Brad Bird and Allison Abbate, respective director and producer of The Iron Giant, the Warner Bros. feature animation film being released in August, both think that not so much separates the design of their project from a live-action movie. "Shading may sound like a minor credit," says Bird, former executive consultant to the animated TV series The Simpsons, The Critic, and King of the Hill, "but it's actually the equivalent of cinematography in a live-action movie. And in our film, unlike most animated films, the characters change costumes."
"We definitely did location scouting," adds Abbate, whose credits include Space Jam and Tim Burton's The Nightmare Before Christmas. "We even have makeup, because the characters have rosy cheeks, and it was really hard to make those rosy cheeks."
The Iron Giant, loosely based on Ted Hughes' children's book The Iron Man, tells the 1950s-set story of nine-year-old Hogarth Hughes and the mysterious 50'-tall robot he finds in the Maine woods. It's an Atomic Age ET, complete with single mother (voiced by Jennifer Aniston), goateed beatnik hero (Harry Connick, Jr.), nefarious government agent (Christopher McDonald), and duck-and-cover exercises in Hogarth's school. The visual style of the Panavision feature is closer to the jazzy stylization of Disney's 1961 101 Dalmatians than to more recent photorealistic forays from the animation leader.
"I love that film [101 Dalmations], but there was no conscious reference," says Bird, an animation prodigy who was awarded a Disney post at age 14. "Our budget was lower than the average Disney production, and it was done much faster than most animated films." Bird pitched the idea to Warner Bros. in late 1996, started work with a team of up to 500 animators, CGI artists, and other craftsmen in early 1997, and completed the bulk of the work by November 1998. "But we were given tremendous freedom by Warner Bros. to move quickly and act on our gut. It was guerrilla filmmaking."
Since the title character was always intended to be a three-dimensional CG creation, a major concern was blending him into the film's largely traditional 2D environment. "Our whole movie hinges on the relationship between Hogarth and the giant [right], so we were afraid that they would seem like they were in different worlds," says Bird. "We worked for about six months to create a program that wobbles the giant's line just a little bit, so it seems hand-drawn. It wobbles about as much as a really good draftsman's lines wobble, so you don't notice it. But it's just enough to affect you subconsciously."
Elsewhere, the computer allowed the production to include a number of multiplane shots, with more complicated movement. Early storyboarding, using a Macromedia motion program, previewed what was possible. "At Disney, they wait until later to get to the filmmaking, whereas we tried to give the cutting and camera angles a trial run very early in the process," says the director. "That was an innovation that allowed us to get the film pulled together in a short amount of time."

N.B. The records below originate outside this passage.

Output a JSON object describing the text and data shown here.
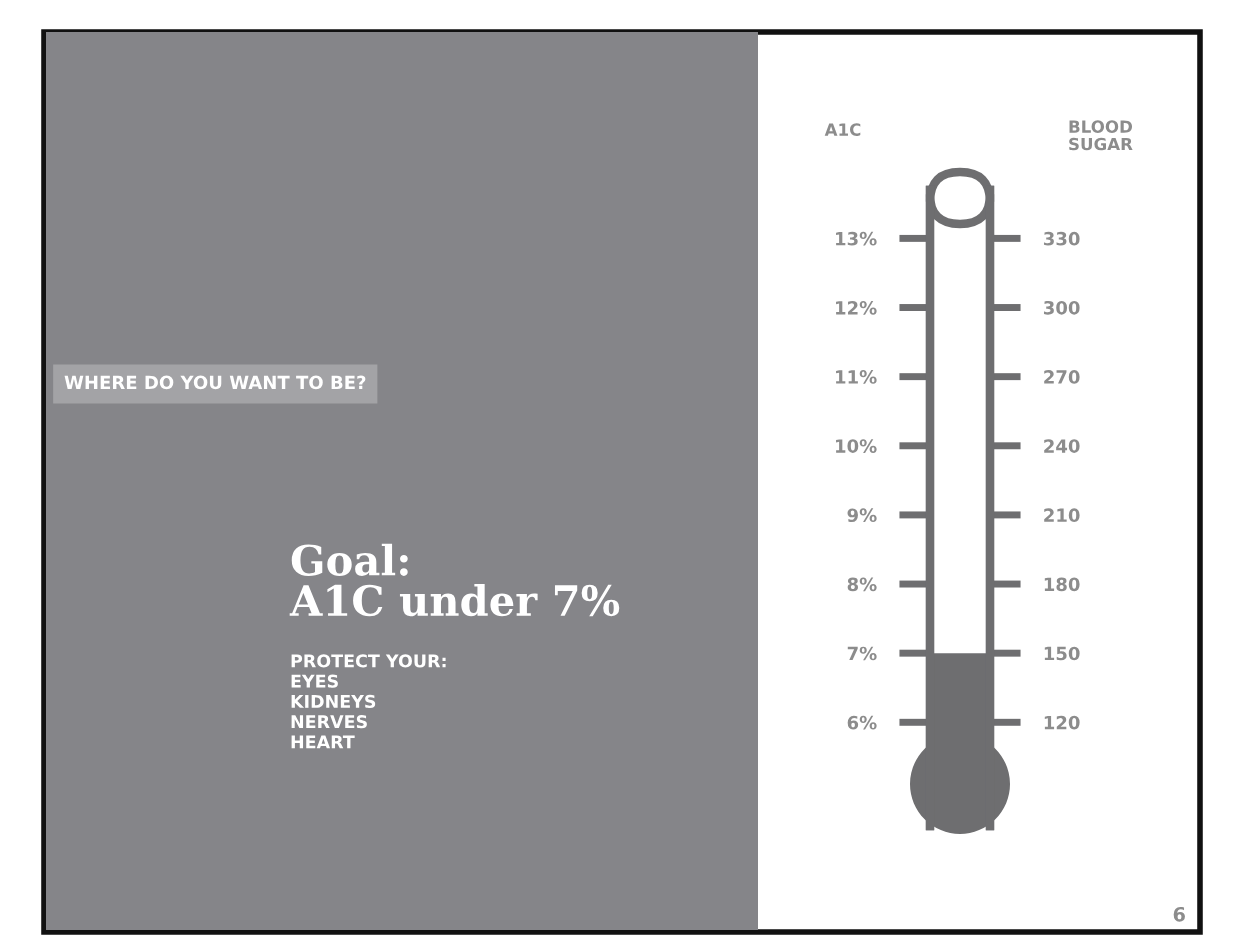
{
  "chart_data": {
    "type": "bar",
    "title": "WHERE DO YOU WANT TO BE?",
    "subtitle": "Goal:\nA1C under 7%",
    "annotations": [
      "PROTECT YOUR:\nEYES\nKIDNEYS\nNERVES\nHEART",
      "6"
    ],
    "categories": [
      null
    ],
    "values": [
      7
    ],
    "color": "#6e6e70",
    "ylabel": "A1C",
    "y2label": "BLOOD\nSUGAR",
    "ylim": [
      4.5,
      13.7
    ],
    "yticks": [
      {
        "value": 6,
        "label": "6%"
      },
      {
        "value": 7,
        "label": "7%"
      },
      {
        "value": 8,
        "label": "8%"
      },
      {
        "value": 9,
        "label": "9%"
      },
      {
        "value": 10,
        "label": "10%"
      },
      {
        "value": 11,
        "label": "11%"
      },
      {
        "value": 12,
        "label": "12%"
      },
      {
        "value": 13,
        "label": "13%"
      }
    ],
    "y2lim": [
      75,
      351
    ],
    "y2ticks": [
      120,
      150,
      180,
      210,
      240,
      270,
      300,
      330
    ],
    "tick_labels": "y",
    "grid": false
  }
}
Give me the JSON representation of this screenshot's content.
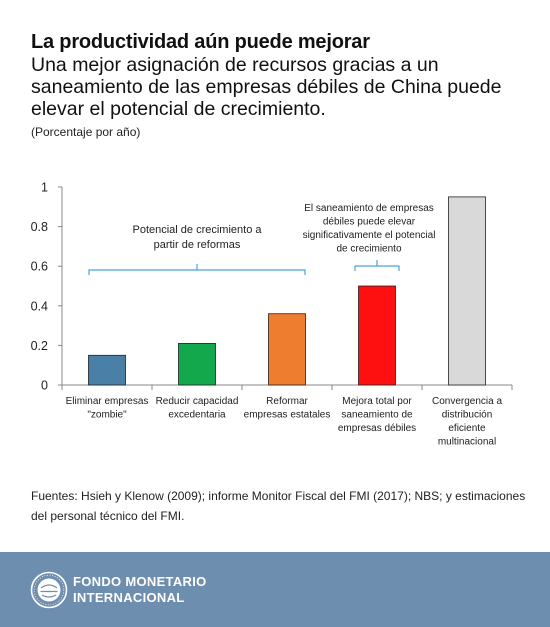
{
  "header": {
    "title": "La productividad aún puede mejorar",
    "subtitle": "Una mejor asignación de recursos gracias a un saneamiento de las empresas débiles de China puede elevar el potencial de crecimiento.",
    "unit": "(Porcentaje por año)"
  },
  "chart_data": {
    "type": "bar",
    "categories": [
      [
        "Eliminar empresas",
        "\"zombie\""
      ],
      [
        "Reducir capacidad",
        "excedentaria"
      ],
      [
        "Reformar",
        "empresas estatales"
      ],
      [
        "Mejora total por",
        "saneamiento de",
        "empresas débiles"
      ],
      [
        "Convergencia a",
        "distribución",
        "eficiente",
        "multinacional"
      ]
    ],
    "values": [
      0.15,
      0.21,
      0.36,
      0.5,
      0.95
    ],
    "colors": [
      "#4a7fa8",
      "#12a84b",
      "#ee7d30",
      "#ff1010",
      "#d9d9d9"
    ],
    "ylim": [
      0,
      1
    ],
    "yticks": [
      "0",
      "0.2",
      "0.4",
      "0.6",
      "0.8",
      "1"
    ],
    "grid": false,
    "annotations": [
      {
        "text": [
          "Potencial de crecimiento a",
          "partir de reformas"
        ],
        "span": [
          0,
          2
        ]
      },
      {
        "text": [
          "El saneamiento de empresas",
          "débiles puede elevar",
          "significativamente el potencial",
          "de crecimiento"
        ],
        "span": [
          3,
          3
        ]
      }
    ]
  },
  "footer": {
    "source": "Fuentes: Hsieh y Klenow (2009); informe Monitor Fiscal del FMI (2017); NBS; y estimaciones del personal técnico del FMI.",
    "org_line1": "FONDO MONETARIO",
    "org_line2": "INTERNACIONAL",
    "logo_color": "#6e8eaf"
  }
}
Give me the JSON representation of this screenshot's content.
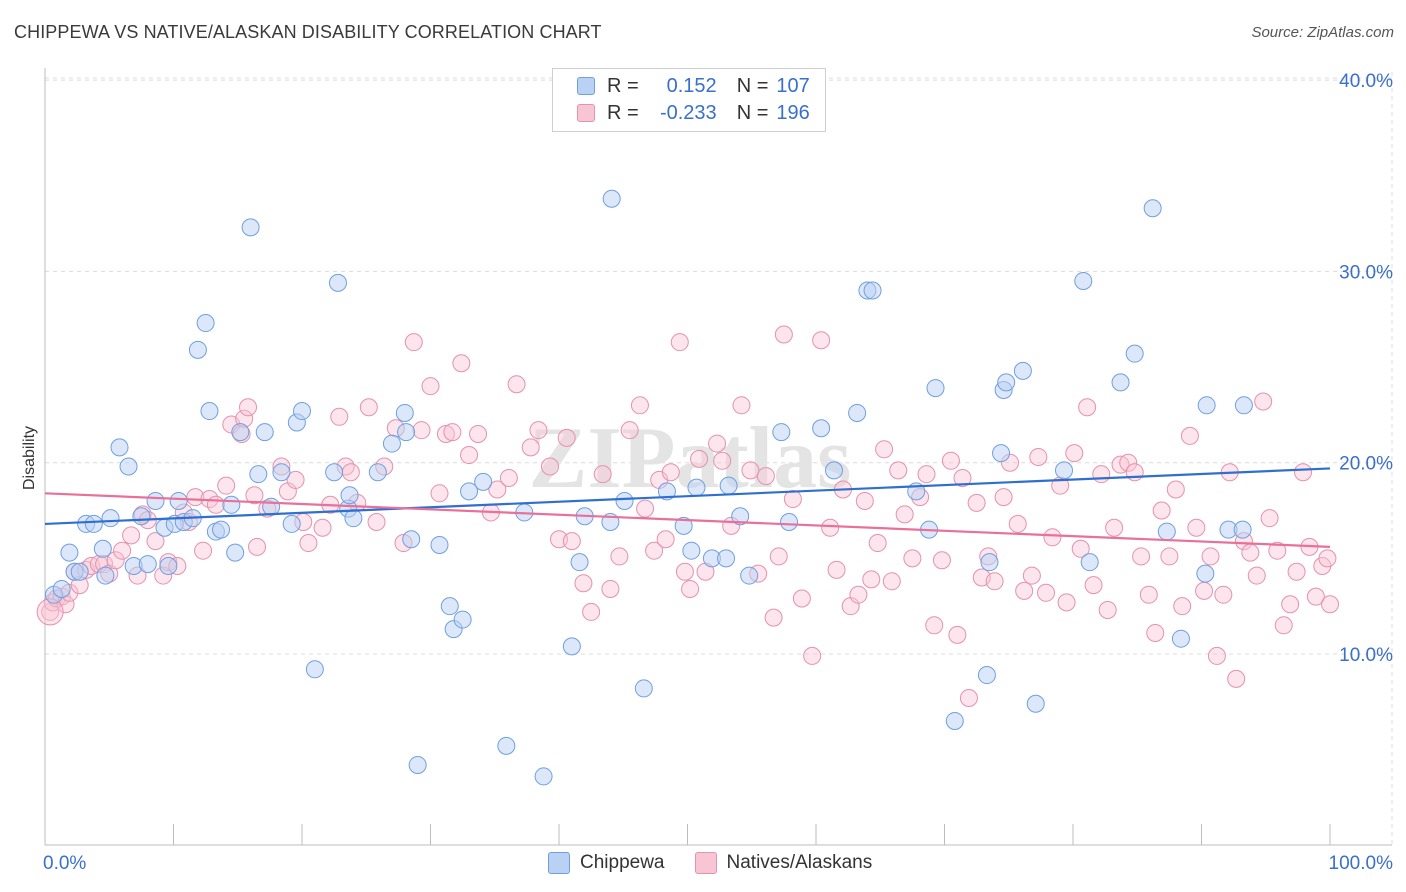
{
  "title": "CHIPPEWA VS NATIVE/ALASKAN DISABILITY CORRELATION CHART",
  "source": "Source: ZipAtlas.com",
  "watermark": "ZIPatlas",
  "legend": {
    "r_label": "R =",
    "n_label": "N =",
    "chippewa": {
      "r": "0.152",
      "n": "107"
    },
    "natives": {
      "r": "-0.233",
      "n": "196"
    }
  },
  "bottom_legend": [
    "Chippewa",
    "Natives/Alaskans"
  ],
  "colors": {
    "blue_fill": "#b9d2f3",
    "blue_stroke": "#6f9fe0",
    "blue_line": "#2f6fd0",
    "pink_fill": "#f8c5d5",
    "pink_stroke": "#e691ad",
    "pink_line": "#e8709a",
    "tick_label": "#3a6fcb"
  },
  "chart_data": {
    "type": "scatter",
    "title": "CHIPPEWA VS NATIVE/ALASKAN DISABILITY CORRELATION CHART",
    "xlabel": "",
    "ylabel": "Disability",
    "xlim": [
      0,
      100
    ],
    "ylim": [
      0,
      42
    ],
    "x_tick_labels": [
      "0.0%",
      "100.0%"
    ],
    "y_ticks": [
      10,
      20,
      30,
      40
    ],
    "y_tick_labels": [
      "10.0%",
      "20.0%",
      "30.0%",
      "40.0%"
    ],
    "grid": true,
    "legend_position": "top-center",
    "series": [
      {
        "name": "Chippewa",
        "r": 0.152,
        "n": 107,
        "trend": [
          [
            0,
            16.8
          ],
          [
            100,
            19.7
          ]
        ],
        "points": [
          [
            0.7,
            13.1
          ],
          [
            1.3,
            13.4
          ],
          [
            1.9,
            15.3
          ],
          [
            2.3,
            14.3
          ],
          [
            2.7,
            14.3
          ],
          [
            3.2,
            16.8
          ],
          [
            3.8,
            16.8
          ],
          [
            4.5,
            15.5
          ],
          [
            4.7,
            14.1
          ],
          [
            5.1,
            17.1
          ],
          [
            5.8,
            20.8
          ],
          [
            6.5,
            19.8
          ],
          [
            6.9,
            14.6
          ],
          [
            7.5,
            17.2
          ],
          [
            8.0,
            14.7
          ],
          [
            8.6,
            18.0
          ],
          [
            9.3,
            16.6
          ],
          [
            9.6,
            14.6
          ],
          [
            10.1,
            16.8
          ],
          [
            10.4,
            18.0
          ],
          [
            10.8,
            16.9
          ],
          [
            11.5,
            17.1
          ],
          [
            11.9,
            25.9
          ],
          [
            12.5,
            27.3
          ],
          [
            12.8,
            22.7
          ],
          [
            13.3,
            16.4
          ],
          [
            13.7,
            16.5
          ],
          [
            14.5,
            17.8
          ],
          [
            14.8,
            15.3
          ],
          [
            15.2,
            21.6
          ],
          [
            16.0,
            32.3
          ],
          [
            16.6,
            19.4
          ],
          [
            17.1,
            21.6
          ],
          [
            17.6,
            17.7
          ],
          [
            18.4,
            19.5
          ],
          [
            19.2,
            16.8
          ],
          [
            19.6,
            22.1
          ],
          [
            20.0,
            22.7
          ],
          [
            21.0,
            9.2
          ],
          [
            22.5,
            19.5
          ],
          [
            22.8,
            29.4
          ],
          [
            23.6,
            17.6
          ],
          [
            23.7,
            18.3
          ],
          [
            24.0,
            17.1
          ],
          [
            25.9,
            19.5
          ],
          [
            27.0,
            21.0
          ],
          [
            28.0,
            22.6
          ],
          [
            28.1,
            21.6
          ],
          [
            28.5,
            16.0
          ],
          [
            29.0,
            4.2
          ],
          [
            30.7,
            15.7
          ],
          [
            31.5,
            12.5
          ],
          [
            31.8,
            11.3
          ],
          [
            32.5,
            11.8
          ],
          [
            33.0,
            18.5
          ],
          [
            34.1,
            19.0
          ],
          [
            35.9,
            5.2
          ],
          [
            37.3,
            17.4
          ],
          [
            38.8,
            3.6
          ],
          [
            41.0,
            10.4
          ],
          [
            42.0,
            17.2
          ],
          [
            41.6,
            14.8
          ],
          [
            44.0,
            16.9
          ],
          [
            44.1,
            33.8
          ],
          [
            45.1,
            18.0
          ],
          [
            46.6,
            8.2
          ],
          [
            48.4,
            18.5
          ],
          [
            49.7,
            16.7
          ],
          [
            50.3,
            15.4
          ],
          [
            50.7,
            18.7
          ],
          [
            51.9,
            15.0
          ],
          [
            53.0,
            15.0
          ],
          [
            53.2,
            18.8
          ],
          [
            54.1,
            17.2
          ],
          [
            54.8,
            14.1
          ],
          [
            57.3,
            21.6
          ],
          [
            57.9,
            16.9
          ],
          [
            60.4,
            21.8
          ],
          [
            61.4,
            19.6
          ],
          [
            63.2,
            22.6
          ],
          [
            64.0,
            29.0
          ],
          [
            64.4,
            29.0
          ],
          [
            67.8,
            18.5
          ],
          [
            68.8,
            16.5
          ],
          [
            69.3,
            23.9
          ],
          [
            70.8,
            6.5
          ],
          [
            73.3,
            8.9
          ],
          [
            73.5,
            14.8
          ],
          [
            74.4,
            20.5
          ],
          [
            74.6,
            23.8
          ],
          [
            74.8,
            24.2
          ],
          [
            76.1,
            24.8
          ],
          [
            77.1,
            7.4
          ],
          [
            79.3,
            19.6
          ],
          [
            80.8,
            29.5
          ],
          [
            81.3,
            14.8
          ],
          [
            83.7,
            24.2
          ],
          [
            84.8,
            25.7
          ],
          [
            86.2,
            33.3
          ],
          [
            87.3,
            16.4
          ],
          [
            88.4,
            10.8
          ],
          [
            90.3,
            14.2
          ],
          [
            90.4,
            23.0
          ],
          [
            92.1,
            16.5
          ],
          [
            93.2,
            16.5
          ],
          [
            93.3,
            23.0
          ]
        ]
      },
      {
        "name": "Natives/Alaskans",
        "r": -0.233,
        "n": 196,
        "trend": [
          [
            0,
            18.4
          ],
          [
            100,
            15.6
          ]
        ],
        "points": [
          [
            0.4,
            12.2
          ],
          [
            0.6,
            12.7
          ],
          [
            0.9,
            12.9
          ],
          [
            1.3,
            13.0
          ],
          [
            1.6,
            12.6
          ],
          [
            1.9,
            13.2
          ],
          [
            2.3,
            14.3
          ],
          [
            2.7,
            13.6
          ],
          [
            3.2,
            14.4
          ],
          [
            3.6,
            14.6
          ],
          [
            4.2,
            14.7
          ],
          [
            4.6,
            14.7
          ],
          [
            5.0,
            14.2
          ],
          [
            5.5,
            14.9
          ],
          [
            6.0,
            15.4
          ],
          [
            6.7,
            16.2
          ],
          [
            7.2,
            14.1
          ],
          [
            7.6,
            17.3
          ],
          [
            8.0,
            17.0
          ],
          [
            8.6,
            15.9
          ],
          [
            9.2,
            14.1
          ],
          [
            9.6,
            14.8
          ],
          [
            10.3,
            14.6
          ],
          [
            10.8,
            17.4
          ],
          [
            11.2,
            16.9
          ],
          [
            11.7,
            18.2
          ],
          [
            12.3,
            15.4
          ],
          [
            12.8,
            18.1
          ],
          [
            13.3,
            17.8
          ],
          [
            14.1,
            18.8
          ],
          [
            14.5,
            22.0
          ],
          [
            15.3,
            21.5
          ],
          [
            15.5,
            22.3
          ],
          [
            15.8,
            22.9
          ],
          [
            16.3,
            18.3
          ],
          [
            16.5,
            15.6
          ],
          [
            17.3,
            17.6
          ],
          [
            18.4,
            19.8
          ],
          [
            18.9,
            18.5
          ],
          [
            19.5,
            19.1
          ],
          [
            20.1,
            16.9
          ],
          [
            20.5,
            15.8
          ],
          [
            21.6,
            16.6
          ],
          [
            22.2,
            17.8
          ],
          [
            22.9,
            22.4
          ],
          [
            23.4,
            19.8
          ],
          [
            23.8,
            19.5
          ],
          [
            24.3,
            17.9
          ],
          [
            25.2,
            22.9
          ],
          [
            25.8,
            16.9
          ],
          [
            26.4,
            19.8
          ],
          [
            27.3,
            21.8
          ],
          [
            27.9,
            15.8
          ],
          [
            28.7,
            26.3
          ],
          [
            29.3,
            21.7
          ],
          [
            30.0,
            24.0
          ],
          [
            30.7,
            18.4
          ],
          [
            31.2,
            21.5
          ],
          [
            31.7,
            21.6
          ],
          [
            32.4,
            25.2
          ],
          [
            33.0,
            20.4
          ],
          [
            33.7,
            21.5
          ],
          [
            34.7,
            17.4
          ],
          [
            35.2,
            18.6
          ],
          [
            36.1,
            19.2
          ],
          [
            36.7,
            24.1
          ],
          [
            37.8,
            20.8
          ],
          [
            38.4,
            21.7
          ],
          [
            39.3,
            19.8
          ],
          [
            40.0,
            16.0
          ],
          [
            40.6,
            21.3
          ],
          [
            41.0,
            15.9
          ],
          [
            41.9,
            13.7
          ],
          [
            42.5,
            12.2
          ],
          [
            43.4,
            19.4
          ],
          [
            44.0,
            13.4
          ],
          [
            44.7,
            15.1
          ],
          [
            45.5,
            21.7
          ],
          [
            46.3,
            23.0
          ],
          [
            46.7,
            17.6
          ],
          [
            47.4,
            15.4
          ],
          [
            47.8,
            19.1
          ],
          [
            48.3,
            16.0
          ],
          [
            48.7,
            19.5
          ],
          [
            49.4,
            26.3
          ],
          [
            49.8,
            14.3
          ],
          [
            50.2,
            13.4
          ],
          [
            50.9,
            20.2
          ],
          [
            51.4,
            14.3
          ],
          [
            52.3,
            21.0
          ],
          [
            52.7,
            20.1
          ],
          [
            53.4,
            16.7
          ],
          [
            54.2,
            23.0
          ],
          [
            54.9,
            19.6
          ],
          [
            55.5,
            14.2
          ],
          [
            56.1,
            19.3
          ],
          [
            56.7,
            11.9
          ],
          [
            57.1,
            15.1
          ],
          [
            57.5,
            26.7
          ],
          [
            58.2,
            18.1
          ],
          [
            58.9,
            12.9
          ],
          [
            59.7,
            9.9
          ],
          [
            60.4,
            26.4
          ],
          [
            61.1,
            16.6
          ],
          [
            61.6,
            14.4
          ],
          [
            62.1,
            18.6
          ],
          [
            62.7,
            12.5
          ],
          [
            63.3,
            13.1
          ],
          [
            63.8,
            18.0
          ],
          [
            64.3,
            13.9
          ],
          [
            64.8,
            15.8
          ],
          [
            65.3,
            20.7
          ],
          [
            65.9,
            13.8
          ],
          [
            66.4,
            19.6
          ],
          [
            66.9,
            17.3
          ],
          [
            67.5,
            15.0
          ],
          [
            68.1,
            18.2
          ],
          [
            68.6,
            19.4
          ],
          [
            69.2,
            11.5
          ],
          [
            69.8,
            14.9
          ],
          [
            70.5,
            20.1
          ],
          [
            71.0,
            11.0
          ],
          [
            71.4,
            19.2
          ],
          [
            71.9,
            7.7
          ],
          [
            72.5,
            17.9
          ],
          [
            72.9,
            14.0
          ],
          [
            73.4,
            15.1
          ],
          [
            73.9,
            13.8
          ],
          [
            74.6,
            18.2
          ],
          [
            75.1,
            20.0
          ],
          [
            75.7,
            16.8
          ],
          [
            76.2,
            13.3
          ],
          [
            76.8,
            14.1
          ],
          [
            77.3,
            20.3
          ],
          [
            77.9,
            13.2
          ],
          [
            78.4,
            16.1
          ],
          [
            79.0,
            18.8
          ],
          [
            79.5,
            12.7
          ],
          [
            80.1,
            20.5
          ],
          [
            80.6,
            15.5
          ],
          [
            81.1,
            22.9
          ],
          [
            81.6,
            13.6
          ],
          [
            82.2,
            19.4
          ],
          [
            82.7,
            12.3
          ],
          [
            83.2,
            16.6
          ],
          [
            83.7,
            19.9
          ],
          [
            84.3,
            20.0
          ],
          [
            84.8,
            19.5
          ],
          [
            85.3,
            15.1
          ],
          [
            85.9,
            13.1
          ],
          [
            86.4,
            11.1
          ],
          [
            86.9,
            17.5
          ],
          [
            87.5,
            15.1
          ],
          [
            88.0,
            18.6
          ],
          [
            88.5,
            12.5
          ],
          [
            89.1,
            21.4
          ],
          [
            89.6,
            16.6
          ],
          [
            90.2,
            13.3
          ],
          [
            90.7,
            15.1
          ],
          [
            91.2,
            9.9
          ],
          [
            91.7,
            13.1
          ],
          [
            92.2,
            19.5
          ],
          [
            92.7,
            8.7
          ],
          [
            93.3,
            15.9
          ],
          [
            93.8,
            15.3
          ],
          [
            94.3,
            14.1
          ],
          [
            94.8,
            23.2
          ],
          [
            95.3,
            17.1
          ],
          [
            95.9,
            15.4
          ],
          [
            96.4,
            11.5
          ],
          [
            96.9,
            12.6
          ],
          [
            97.4,
            14.3
          ],
          [
            97.9,
            19.5
          ],
          [
            98.4,
            15.6
          ],
          [
            98.9,
            13.0
          ],
          [
            99.4,
            14.6
          ],
          [
            99.8,
            15.0
          ],
          [
            100.0,
            12.6
          ]
        ]
      }
    ]
  }
}
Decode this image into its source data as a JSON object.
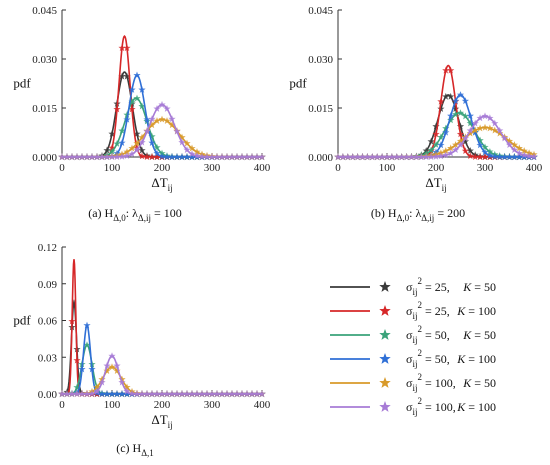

In terms of the design process, Bird says it's very much like a live-action film. "You say, 'Who is this person, what is their function in the film, where do they live?,'" he explains. "And that goes for the giant, too." One of the big issues with the initially threatening but eventually lovable creature, who takes up residence in a junkyard, was his voice, developed by sound designer Randy Thom. Bird says, "At first, we want the audience to feel slightly unsettled by this thing," but Abbate adds, "The giant's sound becomes more human as the film goes on."
Overall, the film's palette reflects its emotional tone. The director says, "The most complex color change we have is in the last reel, when we go from the junkyard to the giant wandering in the snow, to a deep red for the climactic confrontation. It has to be very carefully designed, because each scene is being done by different people."
Though chief drawing duties are taken over by lead animators and artists Greg Checketts, Glenn Storm, Adam Dotson, and Piet Kroon, Bird says, "I think in order to successfully direct an animated film, you have to be able to draw, because that is your means of communicating. My experience allows me to talk to the animators as an animator--this needs to be slowed down here, I need a little more stretch here--and I can draw over their drawings on a separate sheet, and say 'More like this.'
"Animation is nerve-racking because you have absolute control," he says. "You can either see 24 mistakes a second, or 24 great decisions a second."